Ничто нам не препятствовало и никто не мог нас услышать, так что мы стали петь. У меня даже и сейчас сильный голос, но если кто-то из нас поет как надо, так это Марлиз. Еще с детства меня прельщало плавание в одежде, нравилось иметь возможность пересечь реку или озеро и продолжить движение сразу же по выходе из воды. Я люблю чувствовать на себе мокрую рубашку в жаркий и ветреный день, нравится, как поскрипывают от солнца и соли мои шорты цвета хаки, жесткие, как накрахмаленная армейская форма.

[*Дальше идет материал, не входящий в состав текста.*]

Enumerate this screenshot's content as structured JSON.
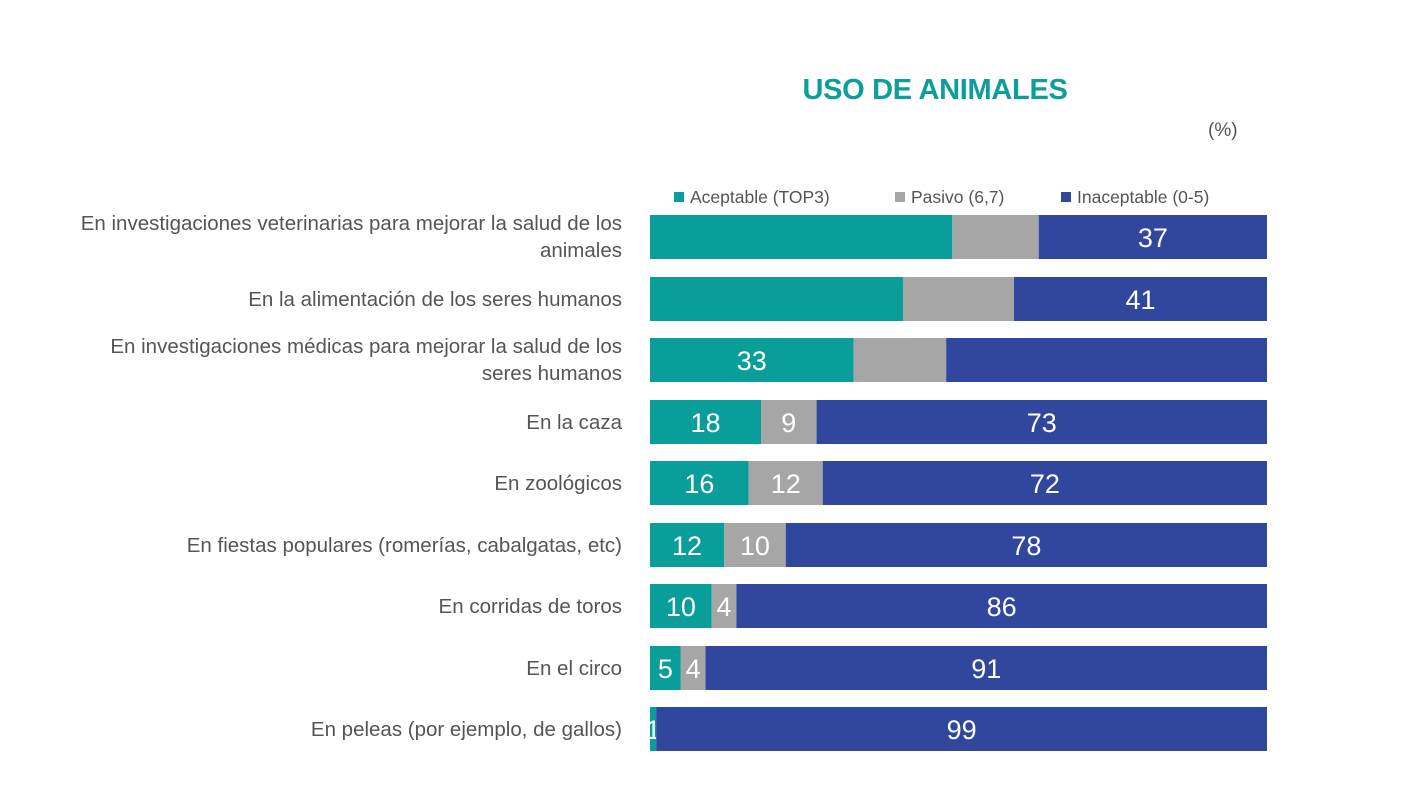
{
  "chart_data": {
    "type": "bar",
    "orientation": "horizontal",
    "stacked": true,
    "percent_stacked": true,
    "title": "USO DE ANIMALES",
    "unit": "(%)",
    "legend_position": "top",
    "categories": [
      "En investigaciones veterinarias para mejorar la salud de los animales",
      "En la alimentación de los seres humanos",
      "En investigaciones médicas para mejorar la salud de los seres humanos",
      "En la caza",
      "En zoológicos",
      "En fiestas populares (romerías, cabalgatas, etc)",
      "En corridas de toros",
      "En el circo",
      "En peleas (por ejemplo, de gallos)"
    ],
    "series": [
      {
        "name": "Aceptable (TOP3)",
        "color": "#0a9e9a",
        "values": [
          49,
          41,
          33,
          18,
          16,
          12,
          10,
          5,
          1
        ],
        "shown_labels": [
          "",
          "",
          "33",
          "18",
          "16",
          "12",
          "10",
          "5",
          "1"
        ]
      },
      {
        "name": "Pasivo (6,7)",
        "color": "#a6a6a6",
        "values": [
          14,
          18,
          15,
          9,
          12,
          10,
          4,
          4,
          0
        ],
        "shown_labels": [
          "",
          "",
          "",
          "9",
          "12",
          "10",
          "4",
          "4",
          ""
        ]
      },
      {
        "name": "Inaceptable (0-5)",
        "color": "#31479e",
        "values": [
          37,
          41,
          52,
          73,
          72,
          78,
          86,
          91,
          99
        ],
        "shown_labels": [
          "37",
          "41",
          "",
          "73",
          "72",
          "78",
          "86",
          "91",
          "99"
        ]
      }
    ],
    "xlim": [
      0,
      100
    ],
    "grid": false
  }
}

Когда в 1943 году мой самолет упал в Средиземное море, до берега мне пришлось проплыть по меньшей мере миль десять, и здесь, где не было зеркал, в которых я мог бы себя увидеть, сердце мое радовалось яркому солнцу и я чувствовал почти такую же свободу, такое же торжество, как тогда.

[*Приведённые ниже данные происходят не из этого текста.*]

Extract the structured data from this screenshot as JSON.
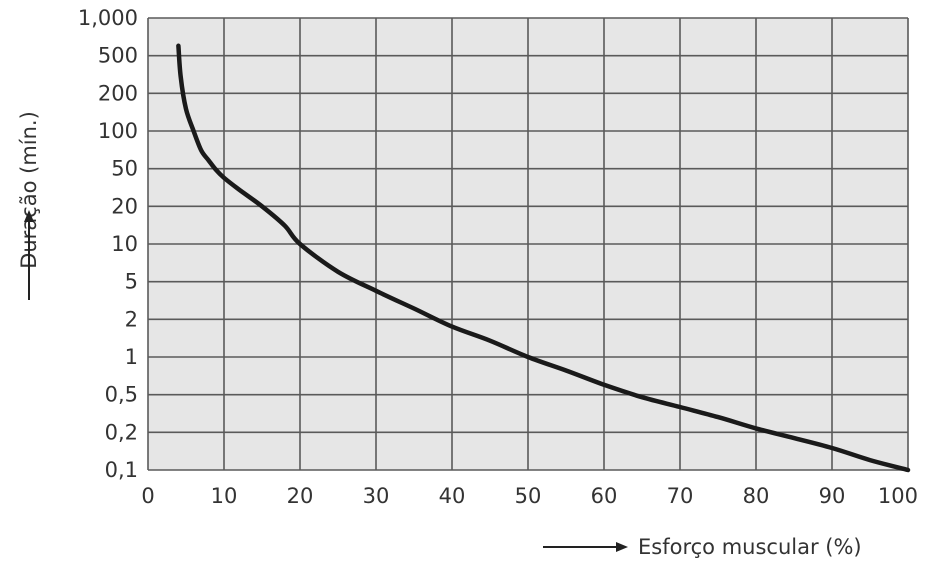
{
  "chart_data": {
    "type": "line",
    "title": "",
    "xlabel": "Esforço muscular (%)",
    "ylabel": "Duração (mín.)",
    "xlim": [
      0,
      100
    ],
    "ylim": [
      0.1,
      1000
    ],
    "yscale": "log-custom",
    "grid": true,
    "x_ticks": [
      "0",
      "10",
      "20",
      "30",
      "40",
      "50",
      "60",
      "70",
      "80",
      "90",
      "100"
    ],
    "y_ticks": [
      "0,1",
      "0,2",
      "0,5",
      "1",
      "2",
      "5",
      "10",
      "20",
      "50",
      "100",
      "200",
      "500",
      "1,000"
    ],
    "series": [
      {
        "points": [
          [
            4,
            600
          ],
          [
            4.3,
            300
          ],
          [
            5,
            150
          ],
          [
            6,
            100
          ],
          [
            7,
            70
          ],
          [
            8,
            58
          ],
          [
            9,
            48
          ],
          [
            10,
            40
          ],
          [
            12,
            30
          ],
          [
            15,
            20
          ],
          [
            18,
            14
          ],
          [
            20,
            10
          ],
          [
            25,
            6
          ],
          [
            30,
            4
          ],
          [
            35,
            2.6
          ],
          [
            40,
            1.75
          ],
          [
            45,
            1.35
          ],
          [
            50,
            1
          ],
          [
            55,
            0.78
          ],
          [
            60,
            0.6
          ],
          [
            65,
            0.47
          ],
          [
            70,
            0.37
          ],
          [
            75,
            0.29
          ],
          [
            80,
            0.22
          ],
          [
            85,
            0.18
          ],
          [
            90,
            0.15
          ],
          [
            95,
            0.12
          ],
          [
            100,
            0.1
          ]
        ]
      }
    ],
    "colors": {
      "plot_bg": "#e6e6e6",
      "grid": "#5a5a5a",
      "line": "#1a1a1a",
      "text": "#333333"
    }
  }
}
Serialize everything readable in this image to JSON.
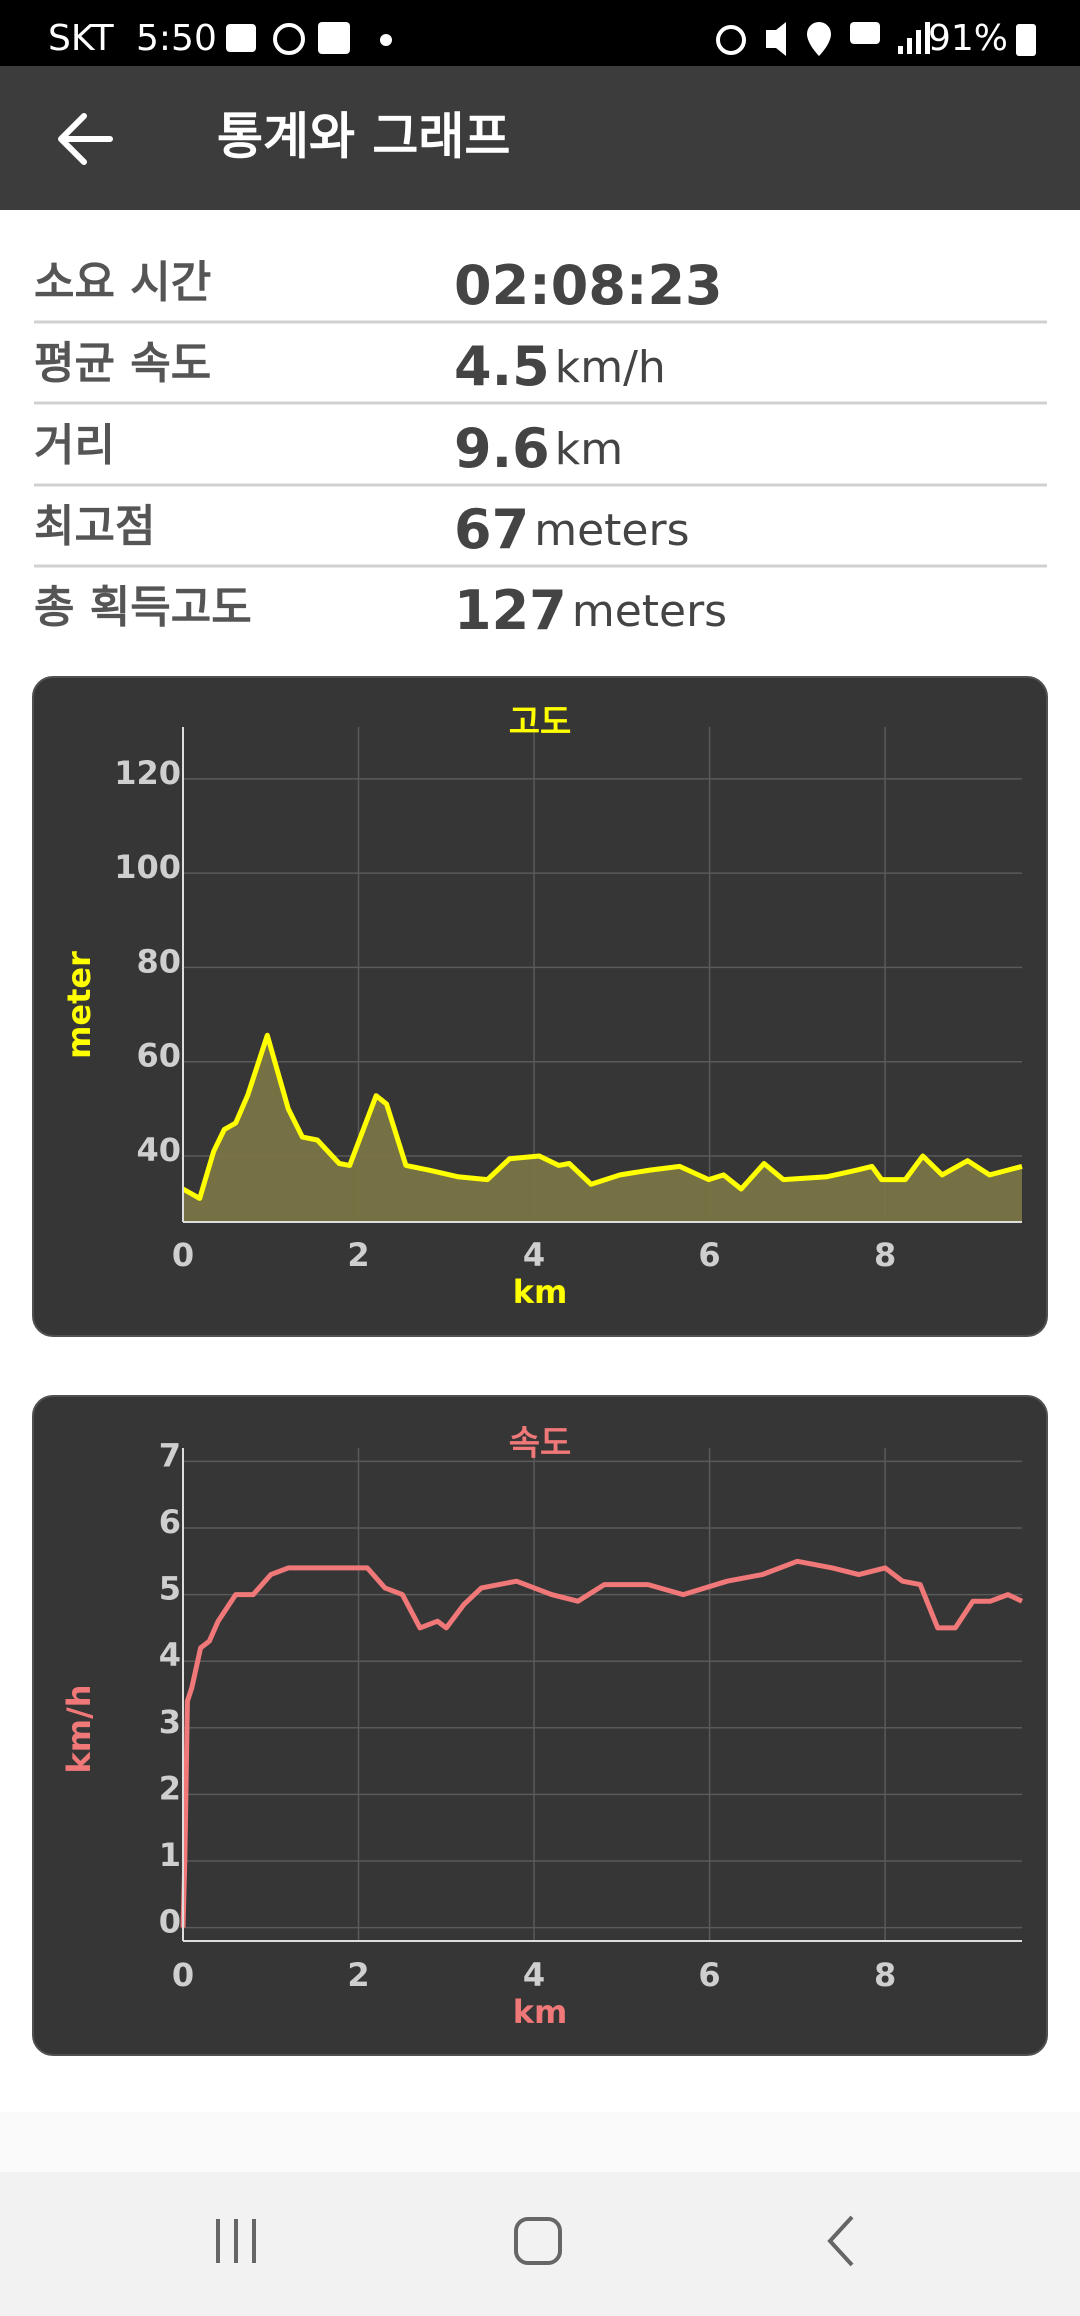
{
  "status_bar": {
    "carrier": "SKT",
    "time": "5:50",
    "battery": "91%"
  },
  "header": {
    "title": "통계와 그래프"
  },
  "stats": [
    {
      "label": "소요 시간",
      "value": "02:08:23"
    },
    {
      "label": "평균 속도",
      "value": 4.5,
      "unit": "km/h"
    },
    {
      "label": "거리",
      "value": 9.6,
      "unit": "km"
    },
    {
      "label": "최고점",
      "value": 67,
      "unit": "meters"
    },
    {
      "label": "총 획득고도",
      "value": 127,
      "unit": "meters"
    }
  ],
  "chart_data": [
    {
      "type": "line",
      "title": "고도",
      "x_label": "km",
      "y_label": "meter",
      "color": "#ffff00",
      "fill": "#7a7546",
      "grid": true,
      "x": [
        0,
        0.19,
        0.35,
        0.47,
        0.6,
        0.74,
        0.96,
        1.2,
        1.36,
        1.53,
        1.78,
        1.9,
        2.2,
        2.32,
        2.54,
        2.8,
        3.13,
        3.47,
        3.72,
        4.06,
        4.28,
        4.4,
        4.65,
        4.98,
        5.32,
        5.66,
        5.99,
        6.16,
        6.36,
        6.62,
        6.84,
        7.34,
        7.68,
        7.85,
        7.96,
        8.23,
        8.43,
        8.65,
        8.94,
        9.19,
        9.56
      ],
      "values": [
        33,
        31,
        41,
        45.6,
        47,
        53,
        65.6,
        50,
        44,
        43.4,
        38.4,
        38,
        52.8,
        51,
        38,
        37,
        35.6,
        35,
        39.4,
        40,
        38,
        38.4,
        34,
        36,
        37,
        37.8,
        35,
        36,
        33,
        38.4,
        35,
        35.6,
        37,
        37.8,
        35,
        35,
        40,
        36,
        39,
        36,
        37.8
      ],
      "xlim": [
        0,
        9.56
      ],
      "ylim": [
        26,
        131
      ],
      "xticks": [
        0,
        2,
        4,
        6,
        8
      ],
      "yticks": [
        40,
        60,
        80,
        100,
        120
      ]
    },
    {
      "type": "line",
      "title": "속도",
      "x_label": "km",
      "y_label": "km/h",
      "color": "#f07878",
      "grid": true,
      "x": [
        0,
        0.02,
        0.05,
        0.1,
        0.2,
        0.3,
        0.4,
        0.6,
        0.8,
        1.0,
        1.2,
        1.5,
        2.0,
        2.1,
        2.3,
        2.5,
        2.7,
        2.9,
        3.0,
        3.2,
        3.4,
        3.8,
        4.2,
        4.5,
        4.8,
        5.3,
        5.7,
        6.2,
        6.6,
        7.0,
        7.4,
        7.7,
        8.0,
        8.2,
        8.4,
        8.6,
        8.8,
        9.0,
        9.2,
        9.4,
        9.56
      ],
      "values": [
        0,
        1,
        3.4,
        3.6,
        4.2,
        4.3,
        4.6,
        5,
        5,
        5.3,
        5.4,
        5.4,
        5.4,
        5.4,
        5.1,
        5,
        4.5,
        4.6,
        4.5,
        4.85,
        5.1,
        5.2,
        5,
        4.9,
        5.15,
        5.15,
        5,
        5.2,
        5.3,
        5.5,
        5.4,
        5.3,
        5.4,
        5.2,
        5.15,
        4.5,
        4.5,
        4.9,
        4.9,
        5,
        4.9
      ],
      "xlim": [
        0,
        9.56
      ],
      "ylim": [
        -0.2,
        7.2
      ],
      "xticks": [
        0,
        2,
        4,
        6,
        8
      ],
      "yticks": [
        0,
        1,
        2,
        3,
        4,
        5,
        6,
        7
      ]
    }
  ]
}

Различие состояло в том, что ныне я был стар и размышления о смерти, которой я когда-то избежал, начали окрашиваться в романтические тона. К тому же со мной была Марлиз, которая в свои сорок два находилась на пике формы. Она была просто великолепна. Никогда не забуду, как она шла, босая, растрепанная, исполненная совершенства. Никогда не забуду полосок соли, извивавшихся у нее на спине и выбеливавших ее плечи. Не забуду движений, сопровождавших каждый ее шаг в те чудесные часы. Это был танец. Когда ветер переменился и стал задувать ей волосы на лицо, она обвязала их толстым шнурком, таким же красным, как ее губы, и я подумал, что в свое время поступил правильно. Останься я работать в фирме, добейся там какого угодно почтения от других, не было бы у меня и сотой доли того, чем обладаю здесь, – не было бы ни чистого морского воздуха, врывающегося в легкие так, словно я в нем тону, ни этого полдня, яркого и горячего, как лампа.